Jun 27, 2023Jun 27, 2023

22. August 2022

von der ETH Zürich

Kurz gesagt, Pumpen sind Geräte, die zyklische Bewegungen nutzen, um einen gleichmäßigen Transport einer Ladung zu erreichen. Bei einer Fahrradpumpe erzeugen die wiederholten Auf- und Abbewegungen eines Kolbens einen Luftstrom. Bei einer archimedischen Schraubenpumpe wird Wasser durch Drehen einer Kurbel zwischen Behältern gefördert. Verwandte Konzepte wurden auch in Quantensystemen untersucht, insbesondere für den Einzeltransport von Elektronen durch Festkörpermaterialien, wodurch ein quantisierter Strom erzeugt wird.

Nun fügt ein Team um Dr. Tobias Donner, leitender Wissenschaftler in der Gruppe von Prof. Tilman Esslinger am Institut für Quantenelektronik, der Geschichte eine überraschende Wendung. In Nature berichten sie über eine Quantenpumpe, die keinen periodischen Antrieb von außen erfordert – eine Pumpenwicklung ohne Kurbel.

Das Team um Esslinger und Donner arbeitet nicht mit Elektronen in Festkörpermaterialien, sondern mit Atomen, die in komplexen Strukturen eingeschlossen sind, die durch sich kreuzende Laserstrahlen entstehen. Solche synthetischen Kristalle haben den Vorteil, dass sowohl die Atome als auch das Kristallgitter mit äußerster Präzision und großer Flexibilität gesteuert werden können. Die Plattform kann dann genutzt werden, um entweder ein besseres Verständnis bekannter Effekte zu erlangen oder um Szenarien zu generieren, in denen sich Quantensysteme auf unvorhergesehene Weise verhalten, was im Idealfall auf neue Phänomene der Quantenphysik hinweist. Und genau das hat das Team mit der jetzt berichteten Arbeit erreicht.

Ein zentraler Bestandteil ihres Experiments ist ein optischer Hohlraum, in dem der synthetische Kristall gebildet wird. Der Hohlraum dient dazu, eine Kopplung zwischen den Atomen und den beteiligten Lichtfeldern zu vermitteln. Darüber hinaus bilden aus dem Hohlraum austretende Photonen einen Dissipationskanal, über den die Experimentatoren ebenfalls eine hervorragende Kontrolle haben. Ein solches System einschließlich Dissipation wird als offenes Quantensystem bezeichnet. Wichtig ist, dass die Dissipation bei geeigneter Kontrolle eher ein Vorteil als ein Ärgernis sein kann: Im Jahr 2019 fanden Mitglieder der Esslinger-Gruppe heraus, dass aus dem Hohlraum austretende Photonen verschiedene Konfigurationen eines synthetischen Kristalls koppeln können, was zu einer Dynamik führt, die zwischen diesen Konfigurationen oszilliert. Diese Arbeit wurde 2020 in Science veröffentlicht.
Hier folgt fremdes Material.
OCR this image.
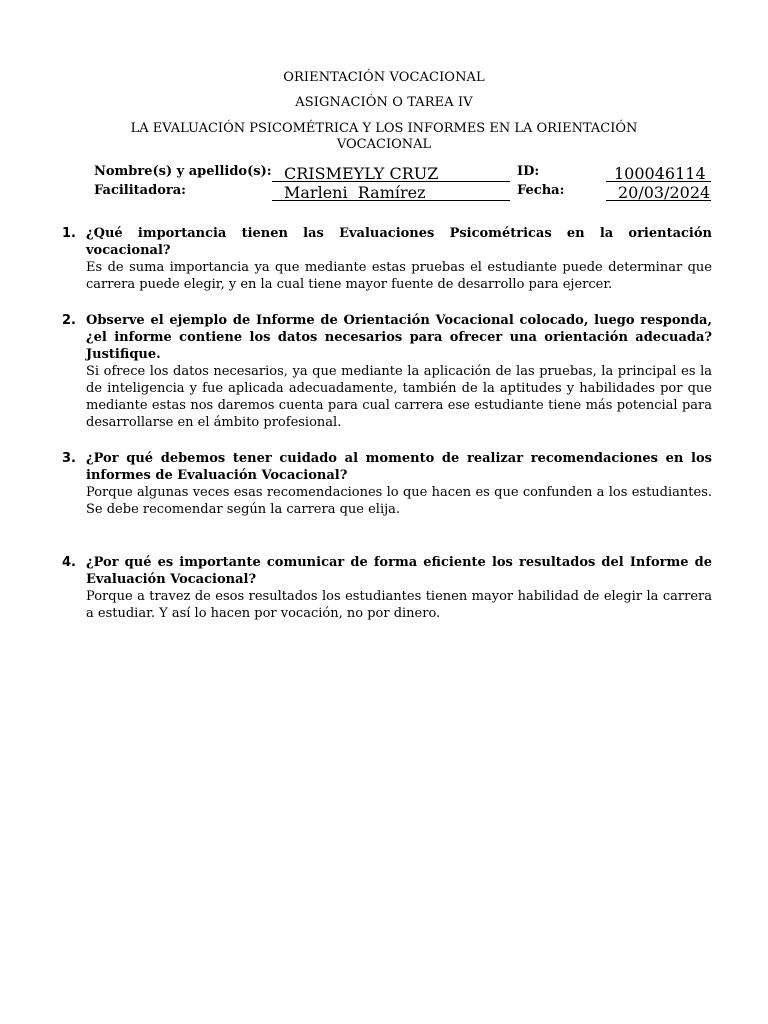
ORIENTACIÓN VOCACIONAL
ASIGNACIÓN O TAREA IV
LA EVALUACIÓN PSICOMÉTRICA Y LOS INFORMES EN LA ORIENTACIÓN VOCACIONAL
Nombre(s) y apellido(s): CRISMEYLY CRUZ	ID:	100046114
Facilitadora:	Marleni  Ramírez	Fecha:	20/03/2024
1. ¿Qué importancia tienen las Evaluaciones Psicométricas en la orientación vocacional?
Es de suma importancia ya que mediante estas pruebas el estudiante puede determinar que carrera puede elegir, y en la cual tiene mayor fuente de desarrollo para ejercer.
2. Observe el ejemplo de Informe de Orientación Vocacional colocado, luego responda, ¿el informe contiene los datos necesarios para ofrecer una orientación adecuada? Justifique.
Si ofrece los datos necesarios, ya que mediante la aplicación de las pruebas, la principal es la de inteligencia y fue aplicada adecuadamente, también de la aptitudes y habilidades por que mediante estas nos daremos cuenta para cual carrera ese estudiante tiene más potencial para desarrollarse en el ámbito profesional.
3. ¿Por qué debemos tener cuidado al momento de realizar recomendaciones en los informes de Evaluación Vocacional?
Porque algunas veces esas recomendaciones lo que hacen es que confunden a los estudiantes. Se debe recomendar según la carrera que elija.
4. ¿Por qué es importante comunicar de forma eficiente los resultados del Informe de Evaluación Vocacional?
Porque a travez de esos resultados los estudiantes tienen mayor habilidad de elegir la carrera a estudiar. Y así lo hacen por vocación, no por dinero.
Die große Überraschung, die zu der jetzt veröffentlichten Arbeit führte, war die experimentelle Beobachtung, dass die in der synthetischen Kristallstruktur eingeschlossenen Atome begannen, sich zu bewegen. Durch mehrere Messungen und numerische Simulationen identifizierten die Forscher den Mechanismus hinter der Atombewegung: Der synthetische Kristall windete sich periodisch zwischen verschiedenen Strukturen, sodass sich der Massenschwerpunkt der Atome in jedem Zyklus um einen festen Betrag räumlich verschiebt – in faszinierende Analogie zur Aufwärtsbewegung der Chiralität in einer archimedischen Pumpe. Durch die sorgfältige Analyse des aus dem Hohlraum austretenden Lichtfelds gewannen die ETH-Physiker detaillierte Einblicke in den Mechanismus und charakterisierten das Zusammenspiel zwischen Hohlraumdissipation und quantisiertem Pumpen.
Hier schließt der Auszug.